Et voilà que le même Luc parle dans les Actes de 40 jours, nécessaires à un enseignement final de Jésus à ses apôtres, qui ont bien du mal à croire :

« il leur en a donné bien des preuves, puisque, pendant quarante jours, il leur est apparu et leur a parlé du royaume de Dieu » (Ac 1, 3). Le but de son texte n’est pas le même que dans son évangile. Il s’agit dans les Actes d’exposer la marche des disciples vers la fondation du peuple sauvé par Jésus. On ne peut pas encore parler d’Église instituée, mais de tout un cheminement au cours duquel les actes des apôtres sont décrits en parallèle avec ceux de Jésus : Jésus part de Galilée pour monter au centre du Judaïsme et y être jugé, condamné et exécuté ; Paul passe par Jérusalem pour se faire adouber et monte vers Rome pour y être jugé et probablement exécuté (aucun texte ne décrit son exécution). Rome est le centre du monde connu par ceux qui écrivent alors, cette montée vers Rome souligne l’universalisme du message, adressé d’abord par Jésus aux Juifs, à Jérusalem : « la conversion serait proclamée en son nom, pour le pardon des péchés, à toutes les nations, en commençant par Jérusalem » (Lc 24, 47).

 

Il se trouve une autre différence fondamentale entre les textes des synoptiques et celui des Actes au sujet de l’Ascension. Chez Mathieu et Luc, les disciples se prosternent devant Jésus, considéré ainsi comme souverain (Mt 28, 17 ; Lc 24, 52). Mathieu insiste en faisant dire à Jésus : « Tout pouvoir m’a été donné au ciel et sur la terre » (Mt 28, 18). Marc, plus explicite, écrit : «[Jésus] fut enlevé au ciel et s’en alla siéger à la droite de Dieu » (Mc 16, 19). Ainsi, dans ces textes, Jésus a acquis la souveraineté universelle sur le monde et les disciples sont envoyés dans le monde dans la soumission à cette royauté.

 

Il en va autrement dans les Actes, écrits par Luc, eux aussi1. Ce texte développe un peu ce qui se passe et commence par la question qui devait tarauder les disciples, surtout après l’échec de la Croix et leur désillusion : « est-ce en ce temps-ci que tu vas rétablir le Royaume en faveur d’Israël ? » (Ac 1, 6), soit en termes plus triviaux : « vas-tu enfin bouter dehors nos ennemis et refonder notre Royaume ?» avec l’espoir des bonnes places pour les amis ! Et Jésus d’évoquer « le temps et l’heure que le Père a fixés de sa propre autorité » (Ac 1, 7).

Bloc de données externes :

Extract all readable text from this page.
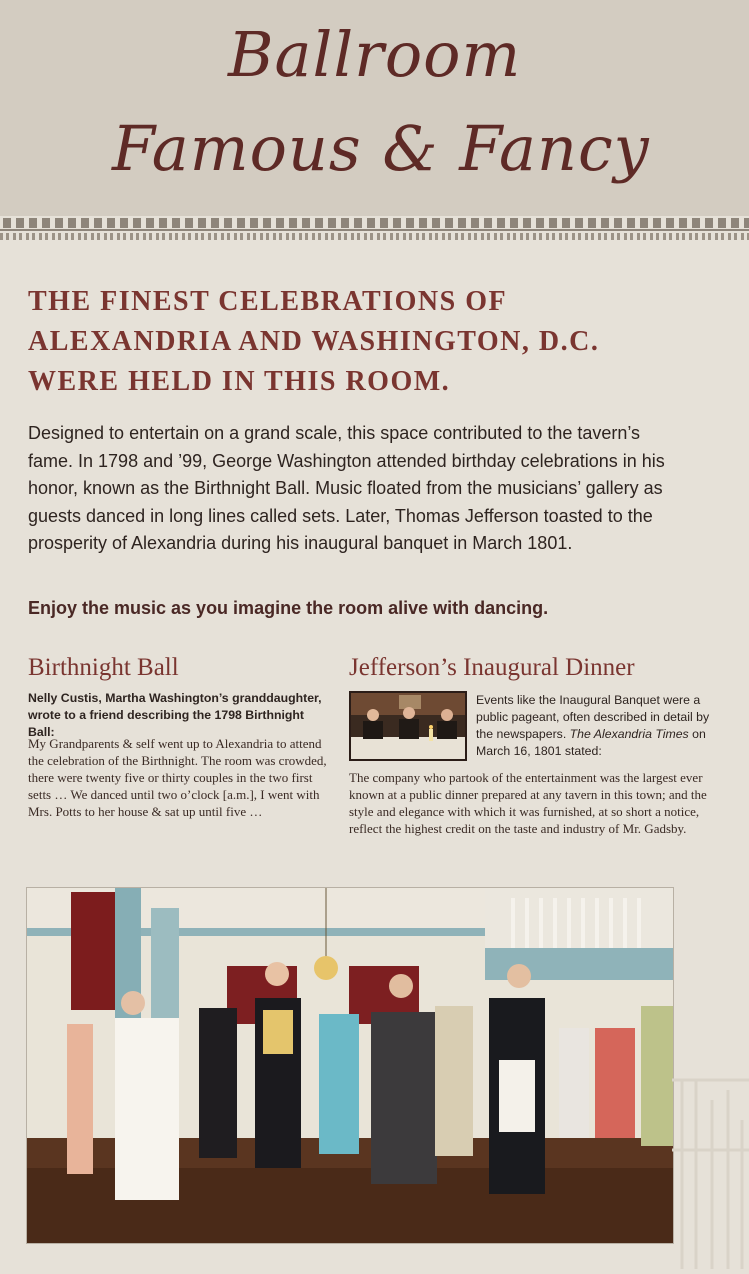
Ballroom
Famous & Fancy
THE FINEST CELEBRATIONS OF ALEXANDRIA AND WASHINGTON, D.C. WERE HELD IN THIS ROOM.

Designed to entertain on a grand scale, this space contributed to the tavern’s fame. In 1798 and ’99, George Washington attended birthday celebrations in his honor, known as the Birthnight Ball. Music floated from the musicians’ gallery as guests danced in long lines called sets. Later, Thomas Jefferson toasted to the prosperity of Alexandria during his inaugural banquet in March 1801.

Enjoy the music as you imagine the room alive with dancing.

Birthnight Ball

Nelly Custis, Martha Washington’s granddaughter, wrote to a friend describing the 1798 Birthnight Ball:

My Grandparents & self went up to Alexandria to attend the celebration of the Birthnight. The room was crowded, there were twenty five or thirty couples in the two first setts … We danced until two o’clock [a.m.], I went with Mrs. Potts to her house & sat up until five …

Jefferson’s Inaugural Dinner

Events like the Inaugural Banquet were a public pageant, often described in detail by the newspapers. The Alexandria Times on March 16, 1801 stated:

The company who partook of the entertainment was the largest ever known at a public dinner prepared at any tavern in this town; and the style and elegance with which it was furnished, at so short a notice, reflect the highest credit on the taste and industry of Mr. Gadsby.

Jésus renvoie les disciples à la souveraineté du Père, pas la sienne, et à l’avenir en gestation, l’eschatologie (le temps et l’heure). Il se contente de promettre de leur donner la force nécessaire à leur mission de témoins. Quant aux anges, ils viennent confirmer que c’est sur terre que les choses se passent, et que Jésus a laissé la place vide. Le trône de David est resté vacant, Jésus ne l’occupe pas. « Il se tient maintenant pour nous devant la face de Dieu » (He 9, 24). Le lieu du pouvoir est laissé vide, aux hommes de l’occuper, sans faire de Jésus une idole qui justifierait leurs actes. Le Christ règne...mais ne gouverne pas.

 

Ainsi ce récit de l’Ascension nous invite à nous mettre au travail pour organiser un monde fidèle à l’enseignement de Jésus, un monde appelé à faire fructifier l’amour entre les hommes dans la reconnaissance de l’amour du Père. La construction des liens sociaux nécessaires au développement de cet amour, la construction des communautés au sein desquelles les hommes pourront vivre de cet amour, tout cela est de notre responsabilité. Jésus ne siège pas sur le trône de David, ce qui lui permettrait de tout gouverner,

faisant de nous de simples intendants.
Les textes de l’Apocalypse nous ont révélé ce vers quoi nous tendons, ils décrivent la Parousie qui doit succéder à nos luttes, ils nous renvoient à la fin de l’Histoire. Mais pour le moment redescendons sur terre, le temps pascal est clos, nous vivons dans l’heure de nos combats pour lesquels le Christ nous laisse notre entière responsabilité.

 

Marc Durand

 

1 – On peut discuter pour savoir si c’est bien le médecin Luc qui est l’auteur, ce qui semble établi est que c’est le même auteur (ou le même groupe) qui a écrit le 3ème évangile et les Actes.